Qui ci si sofferma particolarmente sulla riforma del Ministero degli Affari Islamici del 2004 che ha promosso l’accesso delle donne alle professioni religiose, sia come predicatrici dell’Islam (muršidāt, sing. muršida, lett. guida, orientatrice) nello spazio pubblico e ufficiale della moschea, sia come esperte in scienze religiose (‘ālimāt, sing. ‘ālima, lett. sapiente). Si è scelto di esaminare questa riforma perché promuove l’insegnamento e l’elaborazione dei precetti islamici al femminile in luoghi tradizionalmente monopolizzati da voci maschili, ponendo il paese in una posizione di discontinuità non solo rispetto agli altri paesi della regione, ma soprattutto rispetto alla consolidata prassi di esclusione delle donne dalle istituzioni e dal discorso islamici.
Ad alcuni media internazionali e italiani questa misura è parsa rivoluzionaria perché considerata promotrice del ruolo di donne imam, cosa che – come vedremo – non è. Tuttavia, qui non si ritiene che la semplice partecipazione delle donne alle strutture del potere religioso marocchino possa essere di per sé un indicatore sufficiente a dimostrarne una maggiore democraticità. Piuttosto, vengono qui indagati gli obiettivi politici della promozione di ruoli femminili nella sfera pubblica islamica.
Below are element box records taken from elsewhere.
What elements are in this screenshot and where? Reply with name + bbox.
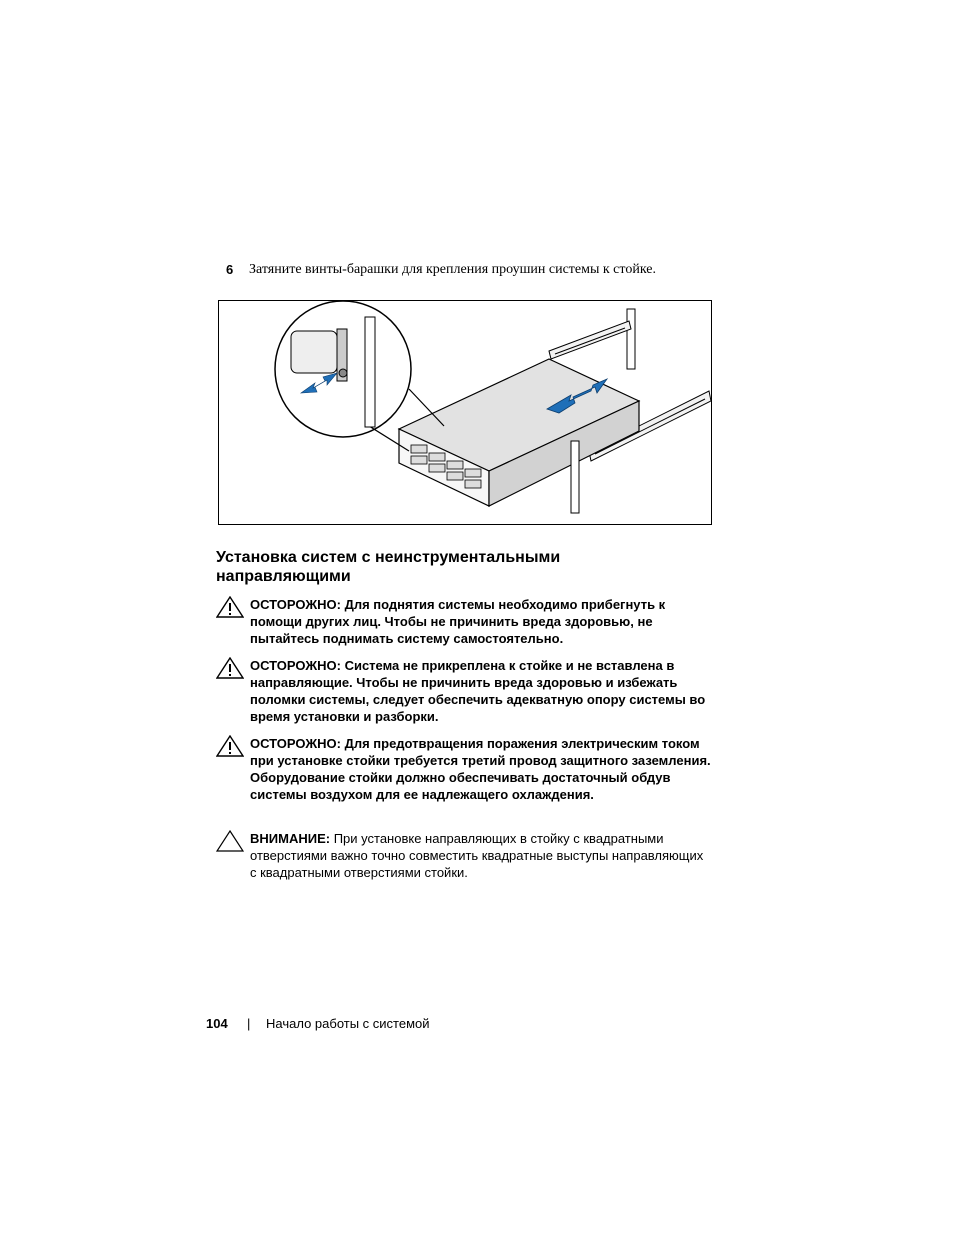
- section-title: Установка систем с неинструментальными направляющими: [216, 549, 561, 585]
- rack-post-rear: [627, 309, 635, 369]
- rack-mount-illustration: [218, 300, 712, 525]
- warning-triangle-icon: [216, 735, 244, 757]
- rail-upper: [549, 321, 631, 359]
- notice-text: При установке направляющих в стойку с квадратными отверстиями важно точно совместить квадратные выступы направляющих с квадратными отверстиями стойки.: [250, 831, 704, 880]
- notice-text: Для предотвращения поражения электрическим током при установке стойки требуется третий провод защитного заземления. Оборудование стойки должно обеспечивать достаточный обдув системы воздухом для ее надлежащего охлаждения.: [250, 736, 711, 802]
- warning-triangle-icon: [216, 596, 244, 618]
- notice-label: ОСТОРОЖНО:: [250, 736, 341, 751]
- caution-triangle-icon: [216, 830, 244, 852]
- step-number: 6: [226, 262, 234, 277]
- step-text: Затяните винты-барашки для крепления проушин системы к стойке.: [249, 262, 656, 277]
- footer-title: Начало работы с системой: [266, 1016, 430, 1031]
- page-number: 104: [206, 1016, 228, 1031]
- notice-text: Система не прикреплена к стойке и не вставлена в направляющие. Чтобы не причинить вреда здоровью и избежать поломки системы, следует обеспечить адекватную опору системы во время установки и разборки.: [250, 658, 706, 724]
- footer-separator: |: [247, 1016, 251, 1031]
- rack-post-front: [571, 441, 579, 513]
- notice-label: ОСТОРОЖНО:: [250, 597, 341, 612]
- notice-text: Для поднятия системы необходимо прибегнуть к помощи других лиц. Чтобы не причинить вреда здоровью, не пытайтесь поднимать систему самостоятельно.: [250, 597, 666, 646]
- warning-triangle-icon: [216, 657, 244, 679]
- notice-label: ВНИМАНИЕ:: [250, 831, 331, 846]
- notice-label: ОСТОРОЖНО:: [250, 658, 341, 673]
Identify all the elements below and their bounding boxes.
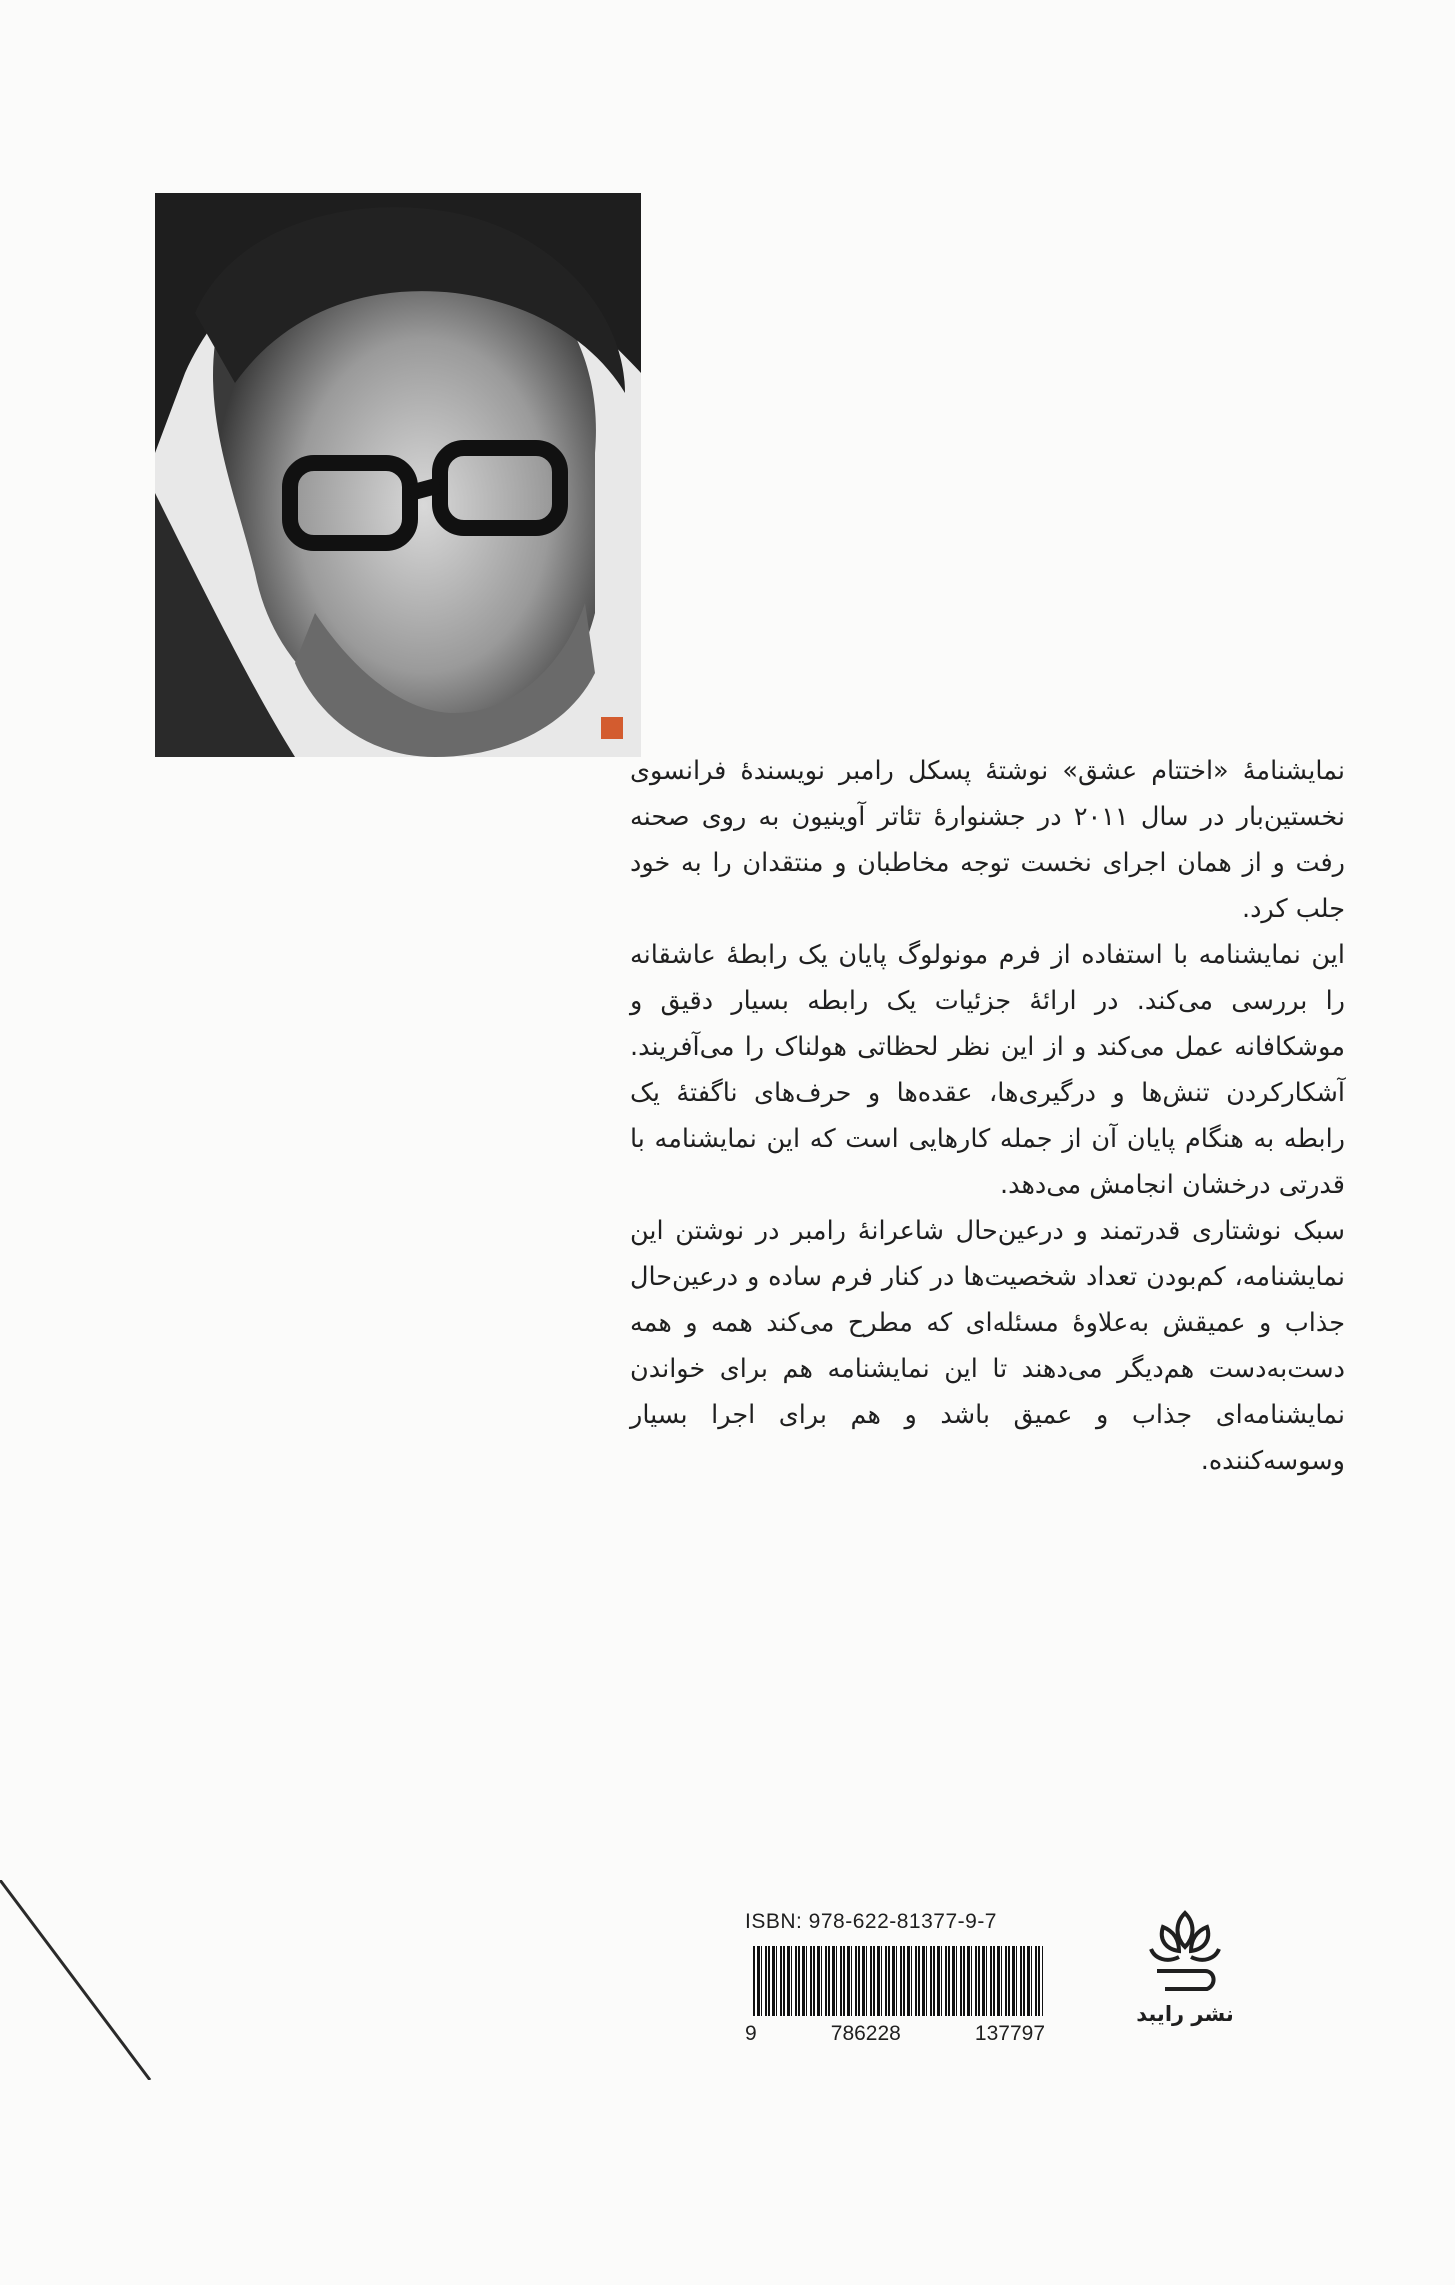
author-photo [155, 193, 641, 757]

A tal fine ci si chiede innanzitutto come mai emerga in Marocco uno spazio per l’autorità femminile religiosa in moschea e nell’Islam di stato e a vantaggio di quali attori venga utilizzata quest’autorità. Per questo, vengono approfonditi i discorsi funzionali e le opinioni delle protagoniste della riforma riguardo al rapporto tra tutela dei diritti delle donne e Islam e di questi si valuta l’influenza sul più ampio impianto islamico ufficiale relativo ai ruoli di genere. In altre parole, ci si chiede se e in che modo la partecipazione delle donne alla burocrazia islamica marocchina sia rilevante per l’affermazione del principio di uguaglianza di genere in società o per la diffusione di discorsi alternativi rispetto a quello egemone incentrato sulla complementarità.
Quali sono le leve di trasformazione sociale e i limiti della riforma? In che modo la partecipazione femminile alla predicazione (iršād) e all’elaborazione del sapere religioso (‘ilm al-dīnī) influenza la concezione di diritti e responsabilità di genere del discorso islamico ufficiale in Marocco? Per rispondere a queste domande, i discorsi delle protagoniste della riforma degli Affari Islamici sono esaminati alla luce del dibattito pubblico su genere e Islam e sono comparati a quelli di esponenti del femminismo laico, islamico e dell’attivismo femminile islamista. E ciò al fine di restituire l’eterogeneità di discorsi e forme di mobilitazione che caratterizzano l’attuale fermento sociale marocchino, in cui le rivendicazioni dei diritti civili e socio-economici sono sempre più centrali.